Ein Blick in die Statistik zeigt: Im November sind die Sichtguthaben sogar leicht gefallen, was sogar darauf hindeuten würde, dass die SNB Fremdwährungen im Franken-Rekordmonat November verkaufte - und nicht kaufte, um den Franken zu schwächen.
Dazu muss man wissen: Die Veränderungen von Sichtguthaben von Banken und Bund bei SNB können ein Indiz dafür sein, ob die SNB am Devisenmarkt interveniert, um den Kurs des Schweizer Frankens zu beeinflussen. Die Sichtguthaben bei der SNB werden aber nicht nur durch Devisenkäufe oder -verkäufe beeinflusst, sondern etwa auch durch Repo-Geschäfte der Notenbank.
Keine Anzeichen, dass die SNB momentan aktiv im Devisenmarkt tätig ist
Thomas Gitzel verweist auch auf den Umstand, dass sich seit Juli bei vielen Währungspaaren eine Seitwärtsbewegung zeige. Es fehle an wichtigen Impulsen für eine klare Richtung. «In solch einer Marktphase gibt es bei jedem der eben genannten Währungspaare Marken, die sehr gut halten.»
Auch Thomas Stucki sieht derzeit keine Anzeichen, dass die SNB momentan aktiv im Devisenmarkt tätig ist. Der Anlagechef der St. Galler Kantonalbank, zuvor Leiter Asset Management bei der SNB, sieht auch keinen Grund dazu. Der Euro ist zum Franken zwar auf einen Tiefststand gefallen. Er halte sich seit der Wahl von Donald Trump zum Franken aber relativ gut, so Stucki.
«Der Euro profitiert davon, dass er für viele Investoren, insbesondere auch für Zentralbanken, eine Alternative zum US-Dollar ist», so Stucki zu cash.ch. Dazu sei der Franken als sicherer Hafen aktuell auch nicht besonders stark gefordert. «Die Grundstimmung in der Wirtschaft und an den Finanzmärkten ist trotz vieler Unsicherheiten positiv, wie die Aktienmärkte zeigen.» Solange das Vertrauensdefizit in den US-Dollar anhalte, werde der Euro weiter von einer Schwäche des US-Dollars profitieren und das aktuelle Niveau zum Franken halten können.

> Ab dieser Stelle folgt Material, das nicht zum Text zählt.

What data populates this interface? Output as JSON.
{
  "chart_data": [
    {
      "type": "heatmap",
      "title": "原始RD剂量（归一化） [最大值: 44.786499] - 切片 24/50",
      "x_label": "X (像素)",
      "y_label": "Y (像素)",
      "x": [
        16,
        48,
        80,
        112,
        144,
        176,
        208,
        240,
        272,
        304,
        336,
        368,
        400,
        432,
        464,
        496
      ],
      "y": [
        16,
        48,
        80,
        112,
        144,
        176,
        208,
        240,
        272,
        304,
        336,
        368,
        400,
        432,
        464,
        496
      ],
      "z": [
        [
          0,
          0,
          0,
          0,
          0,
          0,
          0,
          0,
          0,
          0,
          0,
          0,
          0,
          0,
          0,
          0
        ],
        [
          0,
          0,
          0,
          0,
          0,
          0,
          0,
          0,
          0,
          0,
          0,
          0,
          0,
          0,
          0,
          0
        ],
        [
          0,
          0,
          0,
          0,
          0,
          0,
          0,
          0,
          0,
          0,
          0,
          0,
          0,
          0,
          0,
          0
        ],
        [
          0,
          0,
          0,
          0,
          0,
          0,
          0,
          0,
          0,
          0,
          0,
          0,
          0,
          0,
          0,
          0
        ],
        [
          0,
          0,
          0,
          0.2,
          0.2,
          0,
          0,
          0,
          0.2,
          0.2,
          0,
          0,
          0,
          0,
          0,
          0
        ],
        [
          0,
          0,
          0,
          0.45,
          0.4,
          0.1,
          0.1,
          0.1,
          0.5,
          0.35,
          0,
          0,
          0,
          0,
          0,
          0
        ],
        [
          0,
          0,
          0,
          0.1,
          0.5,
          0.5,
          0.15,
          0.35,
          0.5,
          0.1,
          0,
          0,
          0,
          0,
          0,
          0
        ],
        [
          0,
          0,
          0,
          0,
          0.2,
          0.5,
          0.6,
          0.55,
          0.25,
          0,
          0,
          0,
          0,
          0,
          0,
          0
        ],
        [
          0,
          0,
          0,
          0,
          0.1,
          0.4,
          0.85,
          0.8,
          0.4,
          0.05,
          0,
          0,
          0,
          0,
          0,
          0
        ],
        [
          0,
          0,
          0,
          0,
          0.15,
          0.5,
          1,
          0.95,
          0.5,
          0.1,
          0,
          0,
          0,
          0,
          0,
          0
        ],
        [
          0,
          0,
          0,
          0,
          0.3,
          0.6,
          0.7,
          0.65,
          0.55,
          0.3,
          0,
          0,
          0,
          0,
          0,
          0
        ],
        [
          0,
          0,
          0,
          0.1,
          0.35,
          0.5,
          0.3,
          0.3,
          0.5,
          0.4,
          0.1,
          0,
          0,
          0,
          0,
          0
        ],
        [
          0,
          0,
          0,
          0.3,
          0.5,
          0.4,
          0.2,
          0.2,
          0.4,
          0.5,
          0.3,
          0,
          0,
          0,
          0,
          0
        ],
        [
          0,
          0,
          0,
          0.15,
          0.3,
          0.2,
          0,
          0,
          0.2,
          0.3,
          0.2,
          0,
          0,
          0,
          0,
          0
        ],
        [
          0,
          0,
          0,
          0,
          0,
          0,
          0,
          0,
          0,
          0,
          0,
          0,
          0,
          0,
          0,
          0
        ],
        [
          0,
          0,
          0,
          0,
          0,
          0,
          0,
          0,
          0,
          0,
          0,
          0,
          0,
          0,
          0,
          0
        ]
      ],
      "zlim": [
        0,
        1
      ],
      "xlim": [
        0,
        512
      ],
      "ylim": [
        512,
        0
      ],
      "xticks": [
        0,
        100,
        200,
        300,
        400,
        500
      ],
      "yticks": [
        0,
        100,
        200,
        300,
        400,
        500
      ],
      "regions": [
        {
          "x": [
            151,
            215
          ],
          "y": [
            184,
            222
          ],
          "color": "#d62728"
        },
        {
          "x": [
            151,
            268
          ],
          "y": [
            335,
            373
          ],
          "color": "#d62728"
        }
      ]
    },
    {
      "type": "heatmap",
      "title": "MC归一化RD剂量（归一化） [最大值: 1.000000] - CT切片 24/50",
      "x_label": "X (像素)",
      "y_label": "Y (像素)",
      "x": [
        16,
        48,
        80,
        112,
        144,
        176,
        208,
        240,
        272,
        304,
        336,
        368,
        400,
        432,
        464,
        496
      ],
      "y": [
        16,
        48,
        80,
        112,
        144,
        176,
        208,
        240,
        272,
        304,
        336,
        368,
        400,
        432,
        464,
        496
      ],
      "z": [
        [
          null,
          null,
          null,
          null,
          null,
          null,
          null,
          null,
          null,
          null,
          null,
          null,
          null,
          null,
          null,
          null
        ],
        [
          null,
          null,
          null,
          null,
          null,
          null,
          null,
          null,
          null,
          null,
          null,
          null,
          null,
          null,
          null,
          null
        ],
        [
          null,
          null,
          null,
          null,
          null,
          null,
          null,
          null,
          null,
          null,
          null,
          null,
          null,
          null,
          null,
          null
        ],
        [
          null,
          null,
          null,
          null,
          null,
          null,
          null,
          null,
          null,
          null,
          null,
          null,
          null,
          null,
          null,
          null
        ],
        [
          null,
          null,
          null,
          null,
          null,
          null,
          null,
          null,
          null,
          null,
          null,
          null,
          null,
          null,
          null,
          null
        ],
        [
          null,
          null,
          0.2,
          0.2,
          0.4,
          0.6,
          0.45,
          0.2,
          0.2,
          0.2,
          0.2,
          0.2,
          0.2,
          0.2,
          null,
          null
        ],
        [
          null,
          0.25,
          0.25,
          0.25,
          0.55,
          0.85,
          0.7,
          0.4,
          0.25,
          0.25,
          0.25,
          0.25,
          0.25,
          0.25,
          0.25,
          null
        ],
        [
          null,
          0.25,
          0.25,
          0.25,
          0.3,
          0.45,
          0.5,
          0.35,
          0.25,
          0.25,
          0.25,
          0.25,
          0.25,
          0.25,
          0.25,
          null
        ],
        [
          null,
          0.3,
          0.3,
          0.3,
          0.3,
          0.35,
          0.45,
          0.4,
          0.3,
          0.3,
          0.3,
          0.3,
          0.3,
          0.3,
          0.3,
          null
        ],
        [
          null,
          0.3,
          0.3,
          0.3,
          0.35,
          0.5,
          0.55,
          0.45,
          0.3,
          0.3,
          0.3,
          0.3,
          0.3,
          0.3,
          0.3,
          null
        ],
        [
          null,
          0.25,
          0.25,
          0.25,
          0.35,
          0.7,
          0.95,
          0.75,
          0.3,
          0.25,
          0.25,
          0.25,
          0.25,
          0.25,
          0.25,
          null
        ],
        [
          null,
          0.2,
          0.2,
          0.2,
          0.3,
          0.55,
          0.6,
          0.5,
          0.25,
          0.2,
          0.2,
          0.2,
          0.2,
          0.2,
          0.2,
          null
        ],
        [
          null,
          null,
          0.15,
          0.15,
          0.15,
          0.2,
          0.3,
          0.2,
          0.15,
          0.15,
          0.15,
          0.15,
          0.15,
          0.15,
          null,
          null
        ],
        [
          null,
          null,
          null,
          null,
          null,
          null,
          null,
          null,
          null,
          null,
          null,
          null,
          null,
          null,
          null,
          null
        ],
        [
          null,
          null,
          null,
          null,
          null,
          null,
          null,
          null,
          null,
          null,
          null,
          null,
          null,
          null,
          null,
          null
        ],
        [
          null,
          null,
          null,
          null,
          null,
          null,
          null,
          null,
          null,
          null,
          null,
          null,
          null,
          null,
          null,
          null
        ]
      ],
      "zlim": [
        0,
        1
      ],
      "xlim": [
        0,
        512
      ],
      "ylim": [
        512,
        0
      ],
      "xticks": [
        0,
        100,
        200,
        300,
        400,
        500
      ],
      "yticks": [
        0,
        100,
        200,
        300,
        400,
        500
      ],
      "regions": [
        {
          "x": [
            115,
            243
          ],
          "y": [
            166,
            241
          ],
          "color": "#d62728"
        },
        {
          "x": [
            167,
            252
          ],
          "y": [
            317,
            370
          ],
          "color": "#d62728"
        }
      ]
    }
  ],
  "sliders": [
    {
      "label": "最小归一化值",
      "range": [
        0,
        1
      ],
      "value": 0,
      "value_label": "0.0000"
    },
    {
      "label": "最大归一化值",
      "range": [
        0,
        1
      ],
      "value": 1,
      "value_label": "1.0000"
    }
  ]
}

Wahrscheinlich wirkt bei den «Abprallern» des Eurokurses an der Kursgrenze bei 0,92 Franken auch die Drohkulisse, welche die SNB seit Jahren aufbaut hat. «Bei Bedarf» werde man an den Devisenmärkten intervenieren, sagen die Protagonisten der SNB bei jeder sich bietenden Gelegenheit. Zum SNB-Direktoriumsmitglied Petra Tschudin Ende Oktober in Basel: «Ich sage immer: Wenn es nötig ist, sind wir bereit, dieses Instrument einzusetzen.»
«Wetten Sie nicht gegen den Schweizer Franken»
Aus taktischen Gründen gibt die SNB nicht bekannt, wann und bei welcher Marke sie an den Devisenmärkten interveniert - und lässt damit Marktteilnehmer bewusst in der Schwebe. Was nun zur Folge hat, dass sich Spekulanten ab einer gewissen Schwelle vorsichtig werden und sich mit Wetten gegen den Euro nicht die Finger verbrennen wollen. Die Aussage von Samuel Zief, Leiter der globalen Devisenstrategie bei J.P. Morgan Private Bank, vor zwei Jahren verdeutlicht diese Unsicherheit: «Mein Mantra lautet seit langem: Wetten Sie nicht gegen den Schweizer Franken.»
Mit Zinsen bei null und einer Zurückhaltung der SNB, in den negativen Bereich zu gehen, sind die Devisenmarktintervention ein wichtiges Instrument für die Zentralbank. Die SNB kam in der Vergangenheit jedoch immer wieder unter Beschuss der USA, wonach sie mit ihren Interventionen den Frankenkurs manipuliere. Im September bekräftigten die beiden Länder in einer Erklärung ihr Versprechen, Währungen nicht zu manipulieren. Die SNB sicherte dabei zu, ihre Geldpolitik weiterhin auf Preisstabilität auszurichten.
In einer separaten Mitteilung betonte die SNB allerdings, die Vereinbarung sei rechtlich nicht verbindlich und spiegele lediglich die bestehende Praxis wider. Und beide Seiten räumten ein, dass Eingriffe am Devisenmarkt ein legitimes Mittel sein können, um übermässige Volatilität oder ungeordnete Ab- oder Aufwertungen einzudämmen.